The cockpit voice recorder for EgyptAir Flight 804 has been found but is damaged, an Egyptian investigative committee said Thursday, a day after the government said it found the wreckage of the ill-fated flight.
“The device was damaged and the retrieval process was conducted in several stages,” the committee said in a statement.
It said a vessel used equipment to pick up the memory unit, which is considered the recorder’s most important part.
The Airbus A320, which had 66 people aboard, crashed May 19 in the Mediterranean Sea on a flight from Paris to Cairo. Authorities have been searching for wreckage and the plane’s flight data and cockpit voice recorders for insight into what happened.
The cockpit voice recorder is one of the so-called black boxes for which searchers have been looking. It captures sounds on the flight deck that can include conversations between pilots, warning alarms from the aircraft and background noise. By listening to the ambient sounds in a cockpit before a crash, experts can determine if a stall took place and estimate the speed at which the plane was traveling.
The recorder is being transferred to Alexandria, Egypt, for the investigation, the statement said.
The wreckage the government said it found Wednesday had been strewn across several places. Officials did not specify the size or the location of the parts.
Searching for other ‘black box’
Searchers haven’t found the other “black box,” the flight data recorder, which gathers 25 hours of technical data from the airplane’s sensors, recording several thousand distinct pieces of information.
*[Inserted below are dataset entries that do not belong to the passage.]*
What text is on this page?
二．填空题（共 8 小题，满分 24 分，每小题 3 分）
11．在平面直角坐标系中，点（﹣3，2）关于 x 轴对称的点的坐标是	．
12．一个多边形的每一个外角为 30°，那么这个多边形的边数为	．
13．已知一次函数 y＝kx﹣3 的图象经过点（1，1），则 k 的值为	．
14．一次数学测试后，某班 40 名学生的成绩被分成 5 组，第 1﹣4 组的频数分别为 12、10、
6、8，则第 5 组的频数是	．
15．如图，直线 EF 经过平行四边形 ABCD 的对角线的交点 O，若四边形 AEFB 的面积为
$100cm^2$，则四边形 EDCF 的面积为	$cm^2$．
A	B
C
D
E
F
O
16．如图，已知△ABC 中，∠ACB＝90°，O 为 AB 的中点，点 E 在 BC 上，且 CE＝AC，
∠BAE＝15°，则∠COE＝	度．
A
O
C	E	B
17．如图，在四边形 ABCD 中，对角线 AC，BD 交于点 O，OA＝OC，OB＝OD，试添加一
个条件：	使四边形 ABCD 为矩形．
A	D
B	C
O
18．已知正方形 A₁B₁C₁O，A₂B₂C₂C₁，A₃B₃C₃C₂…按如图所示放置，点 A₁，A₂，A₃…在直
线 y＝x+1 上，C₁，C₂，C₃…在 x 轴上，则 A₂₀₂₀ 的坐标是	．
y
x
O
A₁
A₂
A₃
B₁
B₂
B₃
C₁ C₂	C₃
Among the details investigators could uncover is information about the plane’s air speed, altitude, engine performance and wing positions.
Two weeks ago, a French naval vessel detected underwater signals from one of Flight 804’s black boxes, investigators said.
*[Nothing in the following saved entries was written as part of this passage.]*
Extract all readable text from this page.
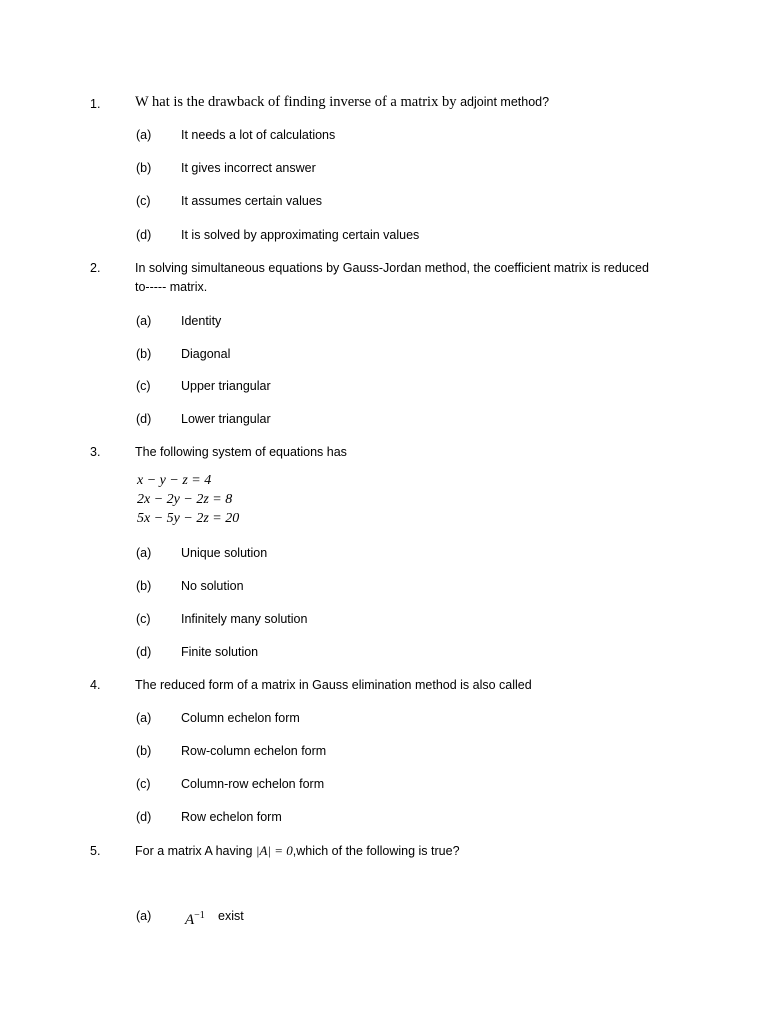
1. W hat is the drawback of finding inverse of a matrix by adjoint method?
(a) It needs a lot of calculations
(b) It gives incorrect answer
(c) It assumes certain values
(d) It is solved by approximating certain values
2.	In solving simultaneous equations by Gauss-Jordan method, the coefficient matrix is reduced
to----- matrix.
(a) Identity
(b) Diagonal
(c) Upper triangular
(d) Lower triangular
3.	The following system of equations has
x − y − z = 4
2x − 2y − 2z = 8
5x − 5y − 2z = 20
(a) Unique solution
(b) No solution
(c) Infinitely many solution
(d) Finite solution
4.	The reduced form of a matrix in Gauss elimination method is also called
(a) Column echelon form
(b) Row-column echelon form
(c) Column-row echelon form
(d) Row echelon form
5.	For a matrix A having |A| = 0,which of the following is true?
(a) $A^{-1}$ exist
Specialized locator equipment on board the French vessel La Place detected signals from the seabed in the Mediterranean, the investigative committee said.
The director of the BEA, France’s air accident investigation agency, later confirmed the signals were from one of the plane’s recorders.
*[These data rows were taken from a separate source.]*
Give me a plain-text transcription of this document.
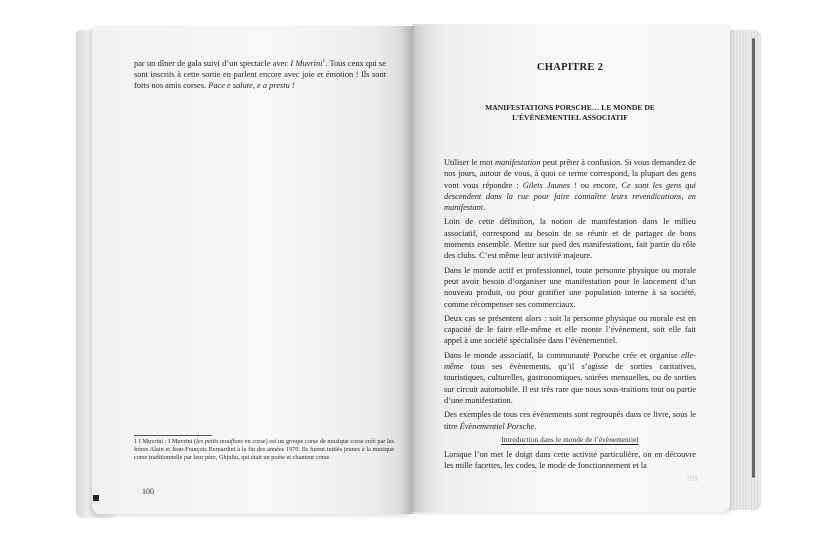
par un dîner de gala suivi d’un spectacle avec I Muvrini$^1$. Tous ceux qui se sont inscrits à cette sortie en parlent encore avec joie et émotion ! Ils sont forts nos amis corses. Pace e salute, e a prestu !

1 I Muvrini : I Muvrini (les petits mouflons en corse) est un groupe corse de musique corse créé par les frères Alain et Jean-François Bernardini à la fin des années 1970. Ils furent initiés jeunes à la musique corse traditionnelle par leur père, Ghjuliu, qui était un poète et chanteur corse.

100
CHAPITRE 2
MANIFESTATIONS PORSCHE… LE MONDE DE
L’ÉVÈNEMENTIEL ASSOCIATIF

Utiliser le mot manifestation peut prêter à confusion. Si vous demandez de nos jours, autour de vous, à quoi ce terme correspond, la plupart des gens vont vous répondre : Gilets Jaunes ! ou encore, Ce sont les gens qui descendent dans la rue pour faire connaître leurs revendications, en manifestant.

Loin de cette définition, la notion de manifestation dans le milieu associatif, correspond au besoin de se réunir et de partager de bons moments ensemble. Mettre sur pied des manifestations, fait partie du rôle des clubs. C’est même leur activité majeure.

Dans le monde actif et professionnel, toute personne physique ou morale peut avoir besoin d’organiser une manifestation pour le lancement d’un nouveau produit, ou pour gratifier une population interne à sa société, comme récompenser ses commerciaux.

Deux cas se présentent alors : soit la personne physique ou morale est en capacité de le faire elle-même et elle monte l’évènement, soit elle fait appel à une société spécialisée dans l’évènementiel.

Dans le monde associatif, la communauté Porsche crée et organise elle-même tous ses évènements, qu’il s’agisse de sorties caritatives, touristiques, culturelles, gastronomiques, soirées mensuelles, ou de sorties sur circuit automobile. Il est très rare que nous sous-traitions tout ou partie d’une manifestation.

Des exemples de tous ces évènements sont regroupés dans ce livre, sous le titre Évènementiel Porsche.

Introduction dans le monde de l’évènementiel

Lorsque l’on met le doigt dans cette activité particulière, on en découvre les mille facettes, les codes, le mode de fonctionnement et la

101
“The signal of a beacon from a flight recorder could be detected. … The detection of this signal is a first step,” said BEA Director Remy Jouty in a statement.
The John Lethbridge, a vessel contracted by Egypt for the search, recovered the cockpit voice recorder.
Once the other black box is found, it will be brought to Egypt, a civil aviation ministry official told CNN. That standard procedure, the official said, is similar to what happened in November with recorders from Metrojet Flight 9268, which crashed in Egypt’s Sinai Peninsula.
Data recorders have been fixtures on commercial flights around the world for decades.
In several cases — such as the 1996 crash of TWA Flight 800 or the crash of American Airlines Flight 77 on September 11, 2001 — authorities had hoped to find clues in the recorders, only to discover that the data inside had been damaged or the recordings had stopped suddenly.